Attualmente, con lo pseudonimo di Bo Summer’s, collabora al quotidiano digitale www.gaiaitalia.com, dove, alla sezione cultura, cura una rubrica, La pagina dello zio Bo. Nella stessa pagina ha gestito piccole sottorubriche Recensenda (critica letteraria), e Memoranda (riletture e riproposizioni di autori che ha amato). Ora con Riesumanda propone suoi vecchi testi che si perderebbero nel vuoto pneumatico della dimenticanza.
All’edizione del 2014 del Teatro Festival promosso da www.gaiaitalia con la collaborazione del Teatro Studio Uno di Roma, Fabio Galli ha partecipato con una conferenza dal titolo La cultura come diritto umano fondamentale. Recentemente l’autore ha pubblicato, in formato e-book, due libri: Storie, una raccolta di racconti di Bo Summer’s (pseudonimo dell’autore) e Soufiane El Khayat , e il romanzo El Horno, alla stesura del quale ha lavorato per dieci anni.
Il 3 ottobre sarà presente ai #weekendleterarifest nel Comune di Casalgrande (RE)

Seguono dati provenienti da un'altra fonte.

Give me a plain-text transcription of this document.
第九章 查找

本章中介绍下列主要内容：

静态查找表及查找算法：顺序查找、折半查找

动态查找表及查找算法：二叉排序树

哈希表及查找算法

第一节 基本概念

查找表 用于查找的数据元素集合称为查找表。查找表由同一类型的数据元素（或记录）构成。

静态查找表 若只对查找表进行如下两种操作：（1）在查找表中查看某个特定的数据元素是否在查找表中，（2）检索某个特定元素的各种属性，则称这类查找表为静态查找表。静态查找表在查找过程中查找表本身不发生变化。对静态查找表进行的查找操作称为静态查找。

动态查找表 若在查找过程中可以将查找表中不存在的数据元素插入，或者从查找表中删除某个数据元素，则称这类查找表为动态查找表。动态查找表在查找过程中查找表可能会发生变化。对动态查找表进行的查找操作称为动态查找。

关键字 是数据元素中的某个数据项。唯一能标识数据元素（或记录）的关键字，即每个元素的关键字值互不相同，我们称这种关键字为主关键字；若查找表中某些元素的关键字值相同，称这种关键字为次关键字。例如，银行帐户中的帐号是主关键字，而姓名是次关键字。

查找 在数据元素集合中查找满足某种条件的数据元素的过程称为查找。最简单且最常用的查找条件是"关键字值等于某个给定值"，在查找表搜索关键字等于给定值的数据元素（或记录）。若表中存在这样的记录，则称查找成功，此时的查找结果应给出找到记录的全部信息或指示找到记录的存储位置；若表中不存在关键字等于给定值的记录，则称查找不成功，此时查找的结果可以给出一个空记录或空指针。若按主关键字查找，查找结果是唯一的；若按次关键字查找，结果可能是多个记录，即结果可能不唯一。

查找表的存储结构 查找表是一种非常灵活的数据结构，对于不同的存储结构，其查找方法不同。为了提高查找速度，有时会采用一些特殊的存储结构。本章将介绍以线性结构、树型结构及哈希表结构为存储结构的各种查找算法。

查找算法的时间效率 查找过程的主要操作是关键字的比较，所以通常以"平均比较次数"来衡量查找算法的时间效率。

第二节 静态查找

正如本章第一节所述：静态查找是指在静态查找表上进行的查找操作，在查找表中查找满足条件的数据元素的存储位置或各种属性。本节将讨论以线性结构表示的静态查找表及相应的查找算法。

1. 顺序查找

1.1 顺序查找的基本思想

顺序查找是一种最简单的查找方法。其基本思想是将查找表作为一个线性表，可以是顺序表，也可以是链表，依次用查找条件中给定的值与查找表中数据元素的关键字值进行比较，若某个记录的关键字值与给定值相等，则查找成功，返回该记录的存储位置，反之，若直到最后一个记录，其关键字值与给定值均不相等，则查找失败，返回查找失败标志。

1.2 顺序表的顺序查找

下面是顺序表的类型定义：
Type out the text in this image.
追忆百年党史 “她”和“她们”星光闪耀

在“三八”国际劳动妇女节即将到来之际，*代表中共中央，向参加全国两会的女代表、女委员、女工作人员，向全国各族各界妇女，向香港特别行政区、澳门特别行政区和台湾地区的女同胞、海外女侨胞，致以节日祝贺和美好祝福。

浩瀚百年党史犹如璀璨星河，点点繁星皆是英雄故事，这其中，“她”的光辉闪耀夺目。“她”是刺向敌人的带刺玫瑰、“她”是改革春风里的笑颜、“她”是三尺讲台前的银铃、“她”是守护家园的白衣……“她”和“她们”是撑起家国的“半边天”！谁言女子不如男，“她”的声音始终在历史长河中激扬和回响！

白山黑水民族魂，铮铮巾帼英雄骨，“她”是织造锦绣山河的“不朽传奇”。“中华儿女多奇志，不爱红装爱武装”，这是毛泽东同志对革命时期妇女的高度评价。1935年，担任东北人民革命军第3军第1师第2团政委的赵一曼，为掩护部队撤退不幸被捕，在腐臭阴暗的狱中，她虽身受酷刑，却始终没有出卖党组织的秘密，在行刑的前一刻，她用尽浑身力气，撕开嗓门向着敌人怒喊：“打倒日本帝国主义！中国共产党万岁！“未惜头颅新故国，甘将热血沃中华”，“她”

quasi a spregio di tutto quello che sta accadendo intorno al mio nome, vi ricordo questo:
Florilegio
si rialzò, guardò le fotografie che coprivano le pareti e riconobbe alcuni di quei visi. Tornarono lentamente, a piedi, verso la casa dove gli era stata preparata la camera. Il giovane tremava di gioia in presenza di quella grande anima venuta da tanto lontano, per portargli le parole. Ma perché ricordava ora il ritorno per la campagna addormentata? Si stupi del piacere che avvertiva in quelle corrispondenze. Una sera si sorprese a baciare la fotografia. In ginocchio, davanti alla finestra aperta che inquadrava il liquido. “Allora, vuoi essere mio amico?” Fuori, nelle vie deserte alle dieci, poterono parlare. Alla porta dell’albergo dovette lasciarsi. “Ebbene, gra noi è per la vita e per la morte caro!”
[da Poesie su Antologia Trame della parola a cura di Antonio Spagnuolo, edizioni Tracce, 1985]
avevano dovuto smettere di discutere perché là essa si era fermata: affannata, lucente, di vertita, battendo le lunghe ciglia del sorriso. I vetri neri risplendevano. Le pareti, con un rumore assordante, sparirono. Sorgeva improvvisamente al di sopra di quei gruppi: adorava Baal e declamava, imprecava, vagava a grandi passi, le mani levate al cielo. Correva lungo le tavole imbandite per la festa. Sotto le sue catene arrugginite si accatastavono i loro corpi, vaste vallate si aprivano rovesciandosi in ampie fiumane rosse. La festa, quella vera, doveva ancora iniziare
[da Impura, edizioni Tracce, collana I campi magnetici, 1986]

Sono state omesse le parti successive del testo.